I must be one of the very few people to welcome DWM’s lately reduced wordcount: it allows me to manage almost half of the articles each month. I’m also grateful for the four-month gaps between blu ray box sets and the yearly ones between steelbooks. As for actual books, it’s taken three months to manage 46 pages of Scratchman
My Big Finish intake was in danger of becoming an impossibility, but I’ve cunningly devised a plan with several non-Who bonuses to boot, meaning I can get in over 30 hours of listening per month. I work in a school precisely four miles from my house. It’s an unforgivably long 50-minute bus journey away and it costs £17 a week. Recently, I got myself an android phone. (I’d previously settled with a Neanderthalic Alcatel with push-buttons and everything.) This meant that I was able to listen to Big Finish downloads if I so wished whilst on the move. Now, a four-mile walk to work takes precisely one hour and a Big Finish CD – sans extras – usually lasts precisely one hour, meaning I can now manage two discs a day whilst travelling to work whilst saving £17 a week whilst losing 2lbs of stomach. Frankly, it’s a triple win. 
Before the walking-to-work Masterplan, I had to wait for my daughter’s evening sleep to coincide with my wife’s soap operas, during which I could pull out the headphones and get 25 minutes in. This happened rarely, however, and the backlog was becoming extraordinary. When my daughter’s evening sleep disappeared from her routine entirely, Big Finish listening became all but unfathomable. The walk to work has meant that not only am I managing the latest releases as they arrive but I’m ploughing through Jago & Litefoot and Counter-Measures too. As fans, whatever the circumstances, we can always find a way to make it work!
I’m fully aware that this does indeed appear to be the behaviour of an obsessive with a warped sense of priority but then I think of football fans. The seasoned professional fan spends every Saturday out either at the ground or in a pub. Subscriptions to BT Sport or Sky are paid for monthly and season tickets are paid for in fell swoops at the start of a season. Big games, European or World Cup matches are an added expense, alongside football kits, memorabilia and programmes. This is the behaviour of so-called “normal” people, celebrated by “the lads” but - probably as a result of the guilt-ridden Doctor Who-less 1990s – I wonder if I’m not a little over-reflective about the way I spend my money. Taking into account how much a football fan might spend, a Big Finish subscription, a DWM and a blu ray every few months doesn’t seem all that bad. And I'd only be spending £17 a week on the bus.
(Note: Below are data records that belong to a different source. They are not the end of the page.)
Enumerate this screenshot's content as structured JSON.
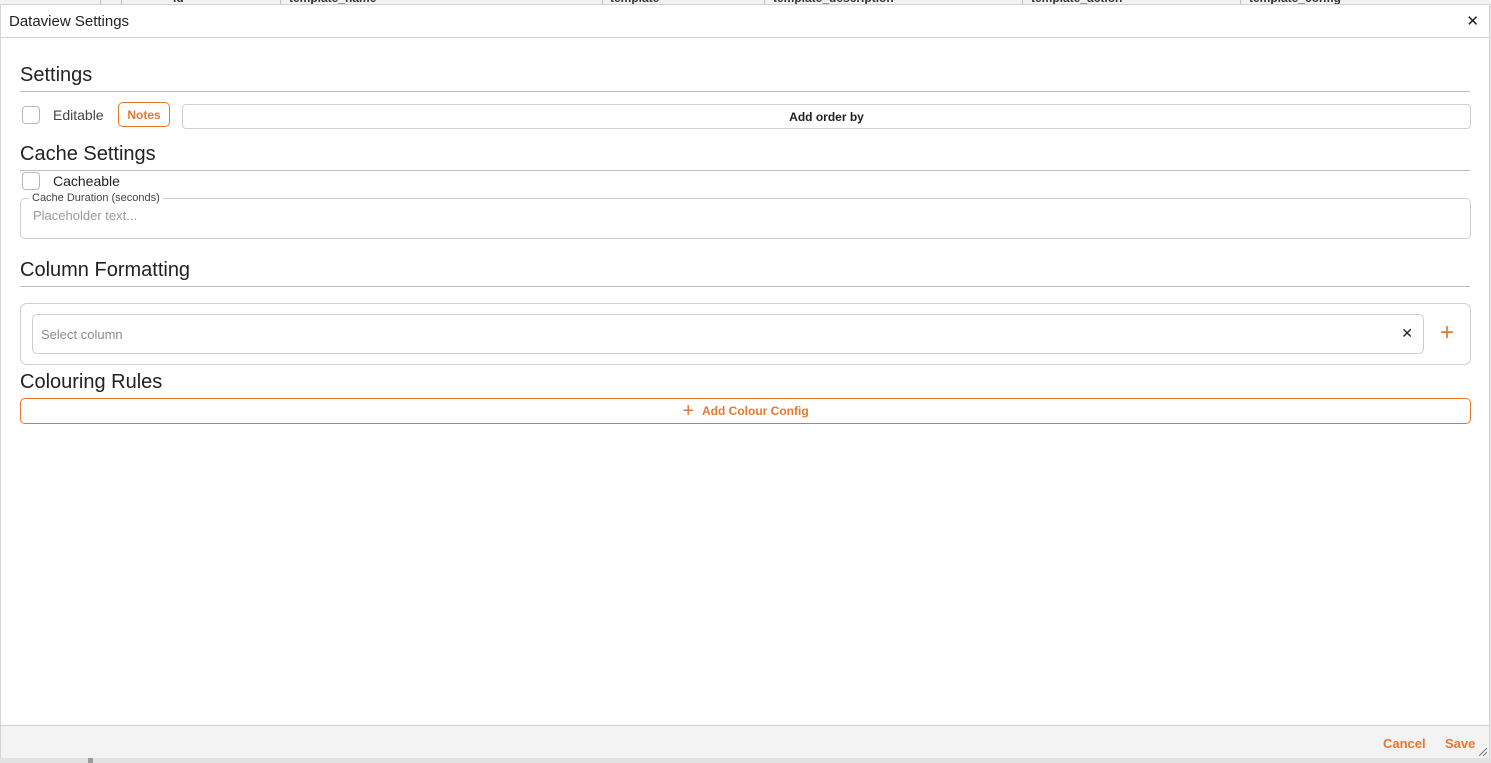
{
  "background": {
    "columns": [
      "id",
      "template_name",
      "template",
      "template_description",
      "template_action",
      "template_config"
    ]
  },
  "dialog": {
    "title": "Dataview Settings",
    "close_icon": "close-icon"
  },
  "settings": {
    "title": "Settings",
    "editable_label": "Editable",
    "editable_checked": false,
    "notes_label": "Notes",
    "order_by_label": "Add order by"
  },
  "cache": {
    "title": "Cache Settings",
    "cacheable_label": "Cacheable",
    "cacheable_checked": false,
    "duration_label": "Cache Duration (seconds)",
    "duration_placeholder": "Placeholder text...",
    "duration_value": ""
  },
  "column_formatting": {
    "title": "Column Formatting",
    "select_placeholder": "Select column",
    "clear_icon": "close-icon",
    "add_icon": "plus-icon"
  },
  "colouring_rules": {
    "title": "Colouring Rules",
    "add_label": "Add Colour Config",
    "add_icon": "plus-icon"
  },
  "footer": {
    "cancel_label": "Cancel",
    "save_label": "Save"
  },
  "colors": {
    "accent": "#e8772e",
    "border": "#cfcfcf",
    "footer_bg": "#f3f3f3"
  }
}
What I am sure of, however, is that even though I can bring the Doctor to mind and raise a smile whenever I wish and even though he’s been around for longer than I can remember, I know that when I think of my daughter or my wife or my step-girls, I can feel my heart leap. And I know that if they ever need anything, that Tom Baker blu ray could fetch a few hundred quid, as would that Capaldi steelbook or that 1965 annual or The Well-Mannered War. And I know as well that they’d be the last people to suggest I sell them: my wonderful girls. When they’re all grown up and left us, my wife can watch her soaps in peace and I might finally start reading my Complete History, the 30th birthday present it took her four years to buy for me.